AB üyeliği için tarih tartışması günlerdir medyanın temel gündemi. Schröder ve Chirac ortak bir açıklama yaparak, tarih için müzakere şartları yerine getirilirse 2005’de görüşülebileceğini söyledi. AB’nin motor gücü bu iki ülke, açıktır ki Türkiye’nin AB’ye girmesini istemiyor. Peki AB’ye en çok girmemizi isteyen ülke hangisidir? ABD. ABD, Türkiye’nin AB’ye girmesini ve onun adına AB içerisinde konumlanmış bir truva atı rolü oynamasını istiyor. Tam da bu nedenle Türkiye Avrupa Birliği kapısında bekletilecektir. Fakat bu arada AB’ye uyum adı altında Türkiye’nin kapıları uluslararası tekellere ardına kadar açılacaktır. Bu da ülkemize refah ve huzur değil, tersine daha fazla baskı ve sömürü getirecektir. Türkiye ister AB’ye girsin, isterse kapıda bekletilsin, sonuçta u işçi ve emekçilerin çıkarları değil, burjuvazinin/TÜSİAD patronlarının çıkarları içindir.

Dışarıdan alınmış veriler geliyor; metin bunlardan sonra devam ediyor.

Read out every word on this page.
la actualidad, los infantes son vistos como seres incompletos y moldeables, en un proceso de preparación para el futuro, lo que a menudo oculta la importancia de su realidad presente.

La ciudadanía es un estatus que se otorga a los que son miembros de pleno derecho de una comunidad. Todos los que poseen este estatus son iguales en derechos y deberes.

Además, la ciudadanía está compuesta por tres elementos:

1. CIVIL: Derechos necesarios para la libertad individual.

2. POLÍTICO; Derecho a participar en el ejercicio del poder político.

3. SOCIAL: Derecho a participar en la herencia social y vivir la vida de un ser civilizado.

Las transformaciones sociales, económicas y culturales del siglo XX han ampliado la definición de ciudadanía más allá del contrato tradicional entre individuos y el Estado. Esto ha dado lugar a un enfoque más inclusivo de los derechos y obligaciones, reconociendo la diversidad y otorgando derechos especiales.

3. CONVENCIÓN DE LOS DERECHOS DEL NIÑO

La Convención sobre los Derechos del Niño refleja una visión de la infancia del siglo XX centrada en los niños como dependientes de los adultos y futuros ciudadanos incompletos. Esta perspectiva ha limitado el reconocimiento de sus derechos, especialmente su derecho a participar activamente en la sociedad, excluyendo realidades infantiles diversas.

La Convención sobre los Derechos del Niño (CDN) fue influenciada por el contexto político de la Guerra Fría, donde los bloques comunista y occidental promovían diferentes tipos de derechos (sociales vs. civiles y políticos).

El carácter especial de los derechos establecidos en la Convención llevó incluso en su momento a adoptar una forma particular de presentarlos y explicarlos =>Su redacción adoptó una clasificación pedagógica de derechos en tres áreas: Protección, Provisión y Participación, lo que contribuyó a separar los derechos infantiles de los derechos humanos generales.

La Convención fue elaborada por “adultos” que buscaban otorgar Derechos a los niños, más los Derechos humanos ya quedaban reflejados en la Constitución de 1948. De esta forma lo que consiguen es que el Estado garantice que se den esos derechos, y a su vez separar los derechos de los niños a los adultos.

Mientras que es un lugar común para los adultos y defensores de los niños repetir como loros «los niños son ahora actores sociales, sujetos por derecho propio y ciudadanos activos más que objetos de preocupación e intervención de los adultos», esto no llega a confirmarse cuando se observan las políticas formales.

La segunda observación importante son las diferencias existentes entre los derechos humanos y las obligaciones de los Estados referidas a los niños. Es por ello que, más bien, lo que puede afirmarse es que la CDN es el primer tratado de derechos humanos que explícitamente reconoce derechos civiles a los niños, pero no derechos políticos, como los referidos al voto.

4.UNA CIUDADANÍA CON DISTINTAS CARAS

Tüm bunlardan çıkarılacak sonuç, emperyalizmin dünyanın hiçbir yerine demokrasi ve refah getiremeyeceğidir. Özgürlükler ancak zorlu mücadeleler ile kazanılabilir. Ve özgürlüklerin güvenceye alınması ancak sosyalist bir düzende mümkündür.

Kahrolsun emperyalizm!
Yaşasın devrim ve sosyalizm!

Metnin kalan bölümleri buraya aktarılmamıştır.